Big Tech's race into augmented reality (AR) grows more competitive by the day. This month, Meta released the latest iteration of its headset, the Quest 3. Early next year, Apple plans to drop its first headset, the Vision Pro. The announcements for each platform emphasize games and entertainment that merge the virtual and physical worlds: a digital board game imposed on a coffee table, a movie screen projected above airplane seats.
Some researchers, though, are more curious about other uses for AR. The University of Washington's Makeability Lab is applying these budding technologies to assist people with disabilities. This month, researchers from the lab will introduce multiple projects that deploy AR — through headsets and phone apps — to make the world more accessible.
Researchers from the lab will first present RASSAR, an app that can scan homes to highlight accessibility and safety issues, on Oct. 23 at the ASSETS '23 conference in New York.
Shortly after, on Oct. 30, other teams in the lab will present early research at the UIST '23 conference in San Francisco. One app lets the headsets better understand natural language and the other aims to make tennis and other ball sports accessible for low-vision users.
UW News spoke with the three studies' lead authors, Xia Su and Jae (Jaewook) Lee, both UW doctoral students in the Paul G. Allen School of Computer Science & Engineering, about their work and the future of AR for accessibility.
What is AR and how is it typically used right now?
Jae Lee: I think one commonly accepted answer is that you use a wearable headset or a phone to superimpose virtual objects in a physical environment. A lot of people probably know AR from "Pokémon Go," where you're superimposing these Pokémon into the physical world. Now Apple and Meta are introducing "mixed reality" or passthrough AR, which further blends the physical and virtual worlds through cameras.
Xia Su: Something I have also been observing lately is people are trying to expand the definition beyond goggles and phone screens. There could be AR audio, which is manipulating your hearing, or devices trying to manipulate your smell or touch.
A lot of people associate AR with virtual reality, and it gets wrapped up in discussion of the metaverse and gaming. How is it being applied for accessibility?
JL: AR as a concept has been around for several decades. But in Jon Froehlich's lab, we're combining AR with accessibility research. A headset or a phone can be capable of knowing how many people are in front of us, for example. For people who are blind or low vision, that information could be critical to how they perceive the world.
XS: There are really two different routes for AR accessibility research. The more prevalent one is trying to make AR devices more accessible to people. The other, less common approach is asking: How can we use AR or VR as tools to improve the accessibility of the real world? That's what we're focused on.
JL: As AR glasses become less bulky and cheaper, and as AI and computer vision advance, this research will become increasingly important. But widespread AR, even for accessibility, brings up a lot of questions. How do you deal with bystander privacy? We, as a society, understand that vision technology can be beneficial to blind and low-vision people. But we also might not want to include facial recognition technology in apps for privacy reasons, even if that helps someone recognize their friends.
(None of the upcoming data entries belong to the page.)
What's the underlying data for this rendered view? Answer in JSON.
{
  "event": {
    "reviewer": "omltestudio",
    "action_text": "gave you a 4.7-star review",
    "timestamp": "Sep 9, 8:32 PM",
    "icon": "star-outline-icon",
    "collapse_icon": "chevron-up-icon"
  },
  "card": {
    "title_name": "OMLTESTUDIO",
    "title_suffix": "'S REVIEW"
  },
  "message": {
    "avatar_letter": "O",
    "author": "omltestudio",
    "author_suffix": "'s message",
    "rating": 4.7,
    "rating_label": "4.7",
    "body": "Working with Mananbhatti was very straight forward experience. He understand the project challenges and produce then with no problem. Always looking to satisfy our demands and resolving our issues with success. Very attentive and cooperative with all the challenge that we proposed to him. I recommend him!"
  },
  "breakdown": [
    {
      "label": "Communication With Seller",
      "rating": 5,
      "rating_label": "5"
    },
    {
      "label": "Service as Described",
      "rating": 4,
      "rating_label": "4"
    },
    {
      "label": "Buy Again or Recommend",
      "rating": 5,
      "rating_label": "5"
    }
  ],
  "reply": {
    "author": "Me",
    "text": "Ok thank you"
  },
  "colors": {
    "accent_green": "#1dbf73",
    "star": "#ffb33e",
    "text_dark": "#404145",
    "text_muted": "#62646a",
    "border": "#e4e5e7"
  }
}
Let's talk about the papers you have coming out. First, can you explain your app RASSAR?
XS: It's an app that people can use to scan their indoor spaces and help them detect possible accessibility safety issues in homes. It's possible because some iPhones now have lidar (light detection and ranging) scanners that tell the depth of a space, so we can reconstruct the space in 3D. We combined this with computer vision models to highlight ways to improve safety and accessibility. To use it, someone — perhaps a parent who's childproofing a home, or a caregiver — scans a room with their smartphone and RASSAR spots accessibility problems. For example, if a desk is too high, a red button will pop up on the desk. If the user clicks the button, there will be more information about why that desk's height is an accessibility issue and possible fixes.
JL: Ten years ago, you would have needed to go through 60 pages of PDFs to fully check a house for accessibility. We boiled that information down into an app.
And this is something that anyone will be able to download to their phones and use?
XS: That's the eventual goal. We already have a demo. This version relies on lidar, which is only on certain iPhone models right now. But if you have such a device, it's very straightforward.
JL: This is an example of these advancements in hardware and software that let us create apps quickly. Apple announced RoomPlan, which creates a 3D floor plan of a room, when they added the lidar sensor. We're using that in RASSAR to understand the general layout. Being able to build on that lets us come up with a prototype very quickly.
So RASSAR is nearly deployable now. The other areas of research you're presenting are earlier in their development. Can you tell me about GazePointAR?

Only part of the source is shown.